Elmo’s arrival also seems to have kicked off a record early holiday
silly season. A 911 tape in Tampa, Fla., was reported to have one man
calling police about another shopper in a Target store who threatened
him with a loaded pistol because the caller took one of the last Elmo
dolls and the black-clad, gun-toting stranger didn’t get one.
It’s déjà
vu. Ten years ago, the first generation Elmo launched an absolute
holiday buying frenzy. Parents went berserk hunting down this Elmo. They
forked over inflated sums at charity auctions or agreed to humiliating
promotional stunts simply to win one of the dolls. Employees at one
Wal-Mart got into big trouble because shoppers noticed they were buying
Elmo dolls that hadn’t been put on sale.
The first
Elmo wasn’t the first such craze, either. Back in 1983, parents stalked
the elusive Cabbage Patch Kids.
Let’s sort
out our priorities here. We have a climate-change emergency. China owns
most of our astronomical federal debt. The war in Iraq has destabilized
the entire Middle East and aided terrorist recruiting. Our public
schools and national infrastructure are crumbling for lack of funding.

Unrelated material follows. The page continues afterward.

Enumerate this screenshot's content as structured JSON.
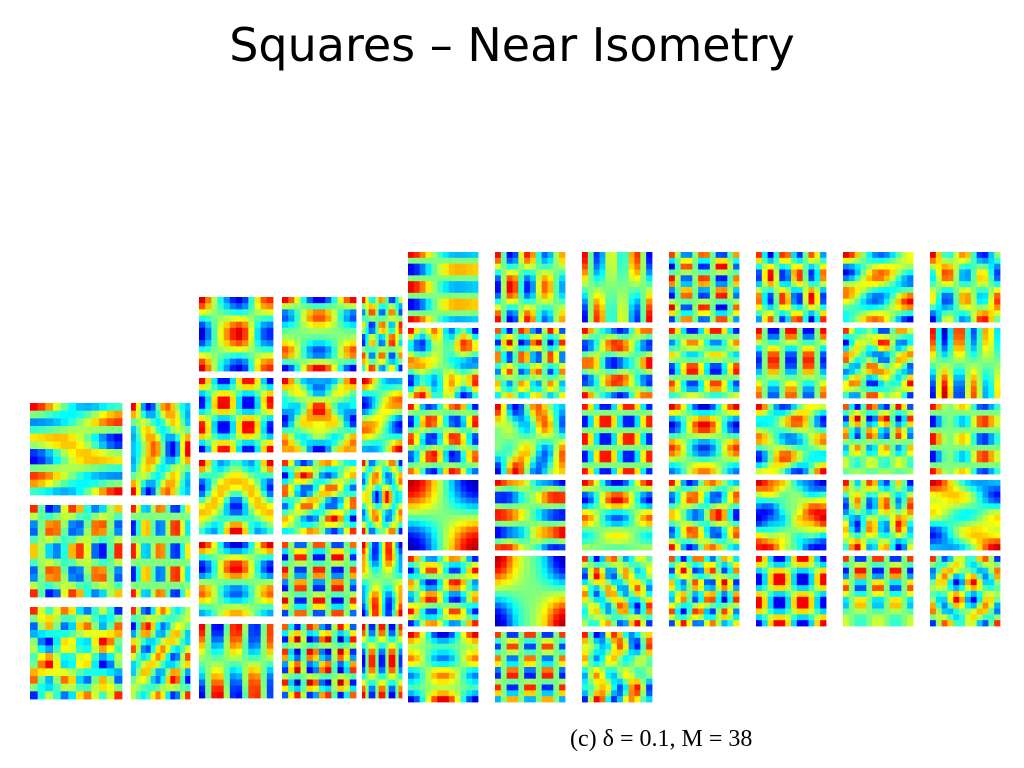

But we are threatening each other with loaded weapons because we don’t
get the chance to buy a furry doll.
It’s
tempting to just dismiss it all as idiocy, greed or, perhaps, an
obsession. In fact, during the 1996 Elmo mania, a film starring none
other than Arnold Schwarzenegger along with Sinbad lampooned two fathers
locked in mortal combat over the last hot toy.
This begs
the question, however: what drives our greed or our obsession? Most of
us are far too overworked and overwhelmed to chase after a toy out of
mere cupidity or even sheer stupidity.
Maybe there
are different explanations for our seemingly endless capacity to go to
outrageous lengths for our offspring. Maybe we are trying to buy our
kids’ love. Perhaps we are also trying to prove to ourselves (and
others) that we are good parents.
Most of us
are only too painfully aware of our futile search for our parents’
approval. It’s a rude shock to become parents ourselves and then to find
that we crave approval and acceptance from our kids, too. Their tears
and pleas for the hot new toy fill us with the dread that if we don’t
get it for them, they won’t love us anymore and we will look like
uncaring, indifferent parents to the rest of the world.
One of the
toughest aspects of being stewards of old souls in young bodies is the
necessity of saying no on occasion. This kind of love is called tough
precisely because it appears to involve the risk of rejection from those
we love dearly and from whom we desperately want to feel love in return.
In such
cases, however, saying no may not be as risky as it seems. Despite their
protests to the contrary, children feel more secure and loved when
parents care enough to set loving and consistent boundaries. Those
boundaries, which of course change and expand as children become more
mature, imbue kids with a sense of place and security in the world.
Those boundaries let them know that their parents are paying attention
to them and their welfare.
The not so
good news? In order to be capable of saying no and setting boundaries,
we need a sense of our own worth and place in the world that is not
based on outward approval or acceptance. After all, it is the need for
others’ approval of the job we are doing as parents that has so many of
us chasing after toys in the first place.
If we
cannot feel our own self-approval, however, then no matter how many toys
we buy our offspring, we will not be able to feel our children’s love
for us. We’ll be running on empty, pistols loaded.